Still, there will be those who, even in the face of such consistent foreign-policy behavior and overt declarations, are likely to shrug their shoulders. For these observers, structure, and not agency, is the most important force in international relations, and therefore Iranian foreign and declaratory policy reads merely as an attempt to respond to perceived Israeli threats and is thus a reflection of the dog-eat-dog reality of Middle East politics.

Although these statements are the views and desires of the Islamic Republic’s political and military elite, they do not represent the broader Iranian population. For their part, the Iranian people are protesting and bringing the regime’s anti-Israel and revolutionary foreign policy into their crosshairs, chanting “No to Gaza, no to Lebanon, I sacrifice my life for Iran”; “Palestine, Syria, make us miserable”; and “Forget Syria; think about us.”

Yet the transnational and Islamist nature of Iran’s governmental priorities, in contravention of the wishes and values of its citizens, is a design, not a defect, of the Islamic Republic. After all, Khomeini himself was hostile to the concept of nationalism as popularly defined, and said that “nationalist people are of no need to us; Muslim people are.”

For every anti-Israel utterance from the mouths of Iran’s Islamist elite, there is equal chapter and verse, if not more, said about America. “Death to America” is chanted alongside “Death to Israel.” American flags are burned alongside Israeli ones. Iran’s proxies target American military installations across the region with the help of the IRGC, and the IRGC directly harasses American naval vessels in the Persian Gulf and Strait of Hormuz. And as is evident in both the Israeli and American cases, every opportunity afforded to the regime to safely snub or spite its adversary or to escalate against it without incurring serious retribution or ruin is taken.

Under sanctions pressure, Khamenei authorized Iranian diplomats to negotiate directly with America in 2013 by saying Iran needed to show “heroic flexibility” against an adversary. But in the face of unenforced sanctions throughout 2021 and 2022, Khamenei felt comfortable enough to make American diplomats sit in different rooms, or as some analysts have called it, at “the kiddie table,” amid talks to resurrect the 2015 nuclear deal. Clearly, when the balance shifts, the regime grows more aggressive and is able to act on its ideological impulses.

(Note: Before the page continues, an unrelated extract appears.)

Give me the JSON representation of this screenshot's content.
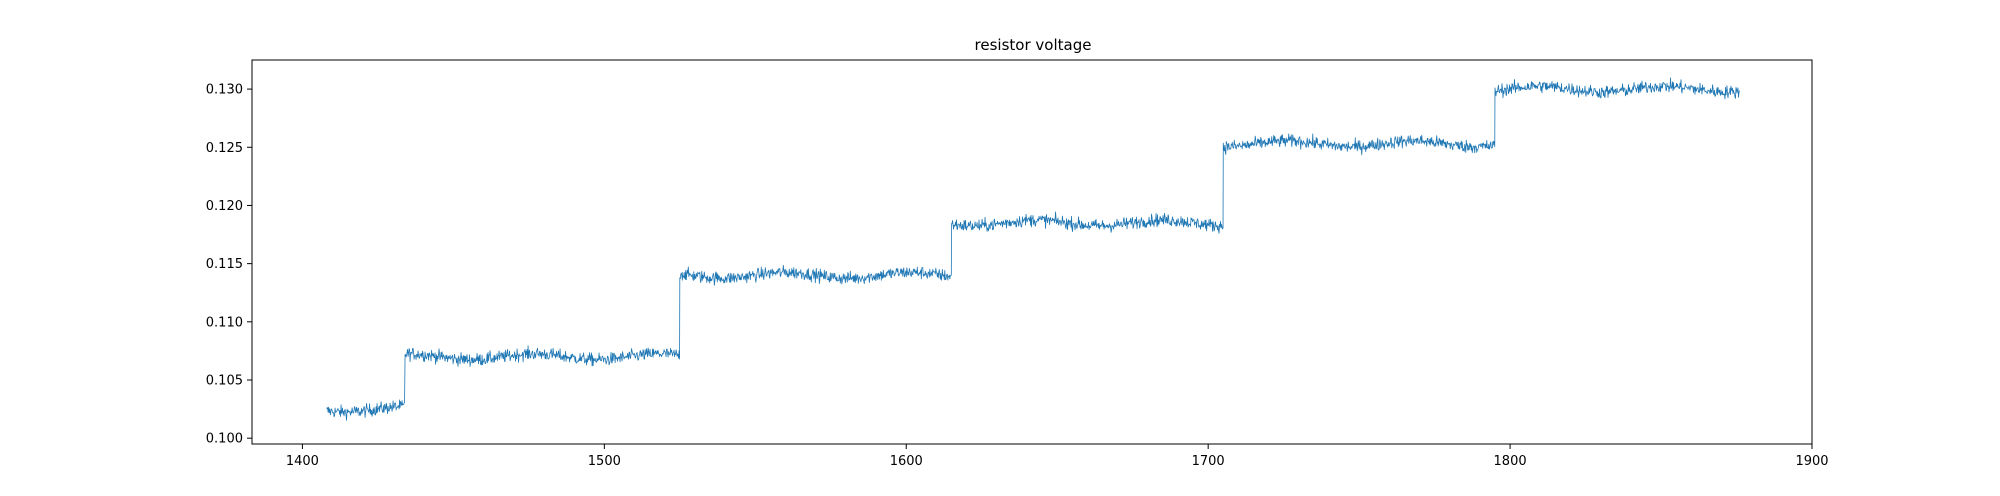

Therefore, a coherent Iran policy, be it from Washington, Jerusalem, or any other capital finding itself the target of the Islamic Republic’s critiques, should begin not with putting words in the mouths of Iranian leaders, but rather with listening to what is being said and seeing what is being done.

After all, this is exactly the stratagem that U.S. Secretary of State Antony Blinken sought to employ against Putin when the secretary addressed the UN Security Council in New York this February. Say—“with no qualification, equivocation, or deflection—that Russia will not invade Ukraine. State it clearly. State it plainly to the world. And then demonstrate it by sending your troops, your tanks, your planes back to their barracks and hangars and sending your diplomats to the negotiating table,” Blinken said.

Would the Islamic Republic ever state plainly, clearly, and with no qualification that Israel must not be destroyed and that it does not wish death upon America? And then act accordingly? If you are laughing, it means you have been listening to Iranian leaders all along.